Jove
Visualize
Contact Us
JoVE
x logofacebook logolinkedin logoyoutube logo
ABOUT JoVE
OverviewLeadershipBlogJoVE Help Center
AUTHORS
Publishing ProcessEditorial BoardScope & PoliciesPeer ReviewFAQSubmit
LIBRARIANS
TestimonialsSubscriptionsAccessResourcesLibrary Advisory BoardFAQ
RESEARCH
JoVE JournalMethods CollectionsJoVE Encyclopedia of ExperimentsArchive
EDUCATION
JoVE CoreJoVE BusinessJoVE Science EducationJoVE Lab ManualFaculty Resource CenterFaculty Site
Terms & Conditions of Use
Privacy Policy
Policies

Related Experiment Videos

Single-particle selection and alignment with heavy atom cluster-antibody conjugates

G J Jensen1, R D Kornberg

  • 1Department of Structural Biology, Stanford University School of Medicine, Stanford, CA 94305, USA.

Proceedings of the National Academy of Sciences of the United States of America
|August 5, 1998
PubMed
Summary
This summary is machine-generated.

Related Concept Videos

You might also read

Related Articles

Articles linked to this work by shared authors, journal, and citation graph.

Sort by
Same author

Type VI secretion requires a dynamic contractile phage tail-like structure.

Nature·2012
Same author

The molecular basis of eucaryotic transcription.

Cell death and differentiation·2007
Same author

The eukaryotic gene transcription machinery.

Biological chemistry·2001
Same author

Quantitation of the RNA polymerase II transcription machinery in yeast.

The Journal of biological chemistry·2001
Same author

Alignment error envelopes for single particle analysis.

Journal of structural biology·2001
Same author

A multiprotein complex that interacts with RNA polymerase II elongator.

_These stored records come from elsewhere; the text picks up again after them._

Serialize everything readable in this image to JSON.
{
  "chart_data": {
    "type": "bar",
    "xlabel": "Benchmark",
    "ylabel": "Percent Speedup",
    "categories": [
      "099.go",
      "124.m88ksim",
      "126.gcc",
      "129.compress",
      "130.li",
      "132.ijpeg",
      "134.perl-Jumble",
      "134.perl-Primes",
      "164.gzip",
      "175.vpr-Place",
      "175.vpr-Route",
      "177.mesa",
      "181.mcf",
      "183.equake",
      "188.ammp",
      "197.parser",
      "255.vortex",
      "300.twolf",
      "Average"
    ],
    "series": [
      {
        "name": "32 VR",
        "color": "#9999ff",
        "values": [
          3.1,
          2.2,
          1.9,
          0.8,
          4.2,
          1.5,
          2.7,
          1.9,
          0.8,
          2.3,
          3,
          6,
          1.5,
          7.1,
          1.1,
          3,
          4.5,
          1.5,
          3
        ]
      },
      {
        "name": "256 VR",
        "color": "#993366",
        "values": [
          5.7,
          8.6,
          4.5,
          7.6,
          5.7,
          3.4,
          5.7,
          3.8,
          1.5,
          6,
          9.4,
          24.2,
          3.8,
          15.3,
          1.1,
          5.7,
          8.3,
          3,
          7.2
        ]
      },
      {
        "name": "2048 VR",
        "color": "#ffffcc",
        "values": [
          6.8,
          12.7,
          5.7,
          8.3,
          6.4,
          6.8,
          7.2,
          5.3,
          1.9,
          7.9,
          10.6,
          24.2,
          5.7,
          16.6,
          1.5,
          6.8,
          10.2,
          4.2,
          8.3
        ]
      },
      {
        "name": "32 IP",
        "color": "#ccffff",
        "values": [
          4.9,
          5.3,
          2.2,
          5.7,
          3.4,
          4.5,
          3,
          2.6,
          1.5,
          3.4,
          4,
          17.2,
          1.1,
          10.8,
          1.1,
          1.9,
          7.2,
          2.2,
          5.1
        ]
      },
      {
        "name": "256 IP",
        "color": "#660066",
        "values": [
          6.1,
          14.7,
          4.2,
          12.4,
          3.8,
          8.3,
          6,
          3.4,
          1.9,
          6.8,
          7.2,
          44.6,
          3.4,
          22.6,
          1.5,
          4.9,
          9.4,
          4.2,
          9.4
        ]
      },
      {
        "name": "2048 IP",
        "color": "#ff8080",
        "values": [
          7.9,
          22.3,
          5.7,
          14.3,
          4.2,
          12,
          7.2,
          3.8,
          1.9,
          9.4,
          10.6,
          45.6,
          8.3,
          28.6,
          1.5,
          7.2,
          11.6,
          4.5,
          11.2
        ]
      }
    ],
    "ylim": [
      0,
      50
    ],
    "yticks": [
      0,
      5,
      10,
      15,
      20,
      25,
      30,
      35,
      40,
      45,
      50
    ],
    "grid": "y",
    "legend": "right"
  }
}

The Journal of biological chemistry·2001

This study introduces a novel cryoelectron microscopy method using heavy atom clusters to precisely locate and orient biological particles. This technique enhances high-resolution structural determination by improving image selection and reducing defects.

Area of Science:

  • Structural biology
  • Biophysics
  • Biochemistry

Background:

  • Cryoelectron microscopy (cryo-EM) is crucial for determining the high-resolution structures of biological macromolecules.
  • Current cryo-EM methods face challenges in precisely orienting and selecting images of single particles, especially under low-dose conditions optimal for preserving structural integrity.
  • Defects such as specimen movement and particle heterogeneity can further complicate structural analysis.

Purpose of the Study:

  • To propose and evaluate a novel method for selecting and aligning images of single biological particles for high-resolution cryo-EM.
  • To enable precise determination of particle locations and orientations using heavy atom clusters, even with low electron doses and near-focus imaging.
  • To facilitate the selection of high-quality images free from common artifacts.

Related Experiment Videos

Main Methods:

  • Labeling biological particles with multiple heavy atom clusters attached to engineered single-chain Fv antibody fragments.
  • Utilizing the precise locations of heavy atom clusters to determine particle positions and orientations.
  • Developing and implementing computational algorithms for image analysis and particle selection based on cluster projections.
  • Simulating the method's feasibility to assess critical parameters like cluster mobility and localization precision.

Main Results:

  • Demonstrated that heavy atom clusters can precisely determine particle locations and relative orientations.
  • Showed that this labeling strategy allows for image selection free from specimen movement and particle inhomogeneity.
  • Validated the method's potential for high-resolution structural determination under optimal low-dose imaging conditions through simulations.
  • Confirmed the feasibility of using cluster projections for particle orientation and selection.

Conclusions:

  • The proposed heavy atom cluster labeling method offers a robust approach for enhancing single-particle cryo-EM.
  • This technique is expected to improve the accuracy and efficiency of high-resolution structural determination of biological molecules.
  • Further development and experimental validation are warranted to fully realize the potential of this method in structural biology.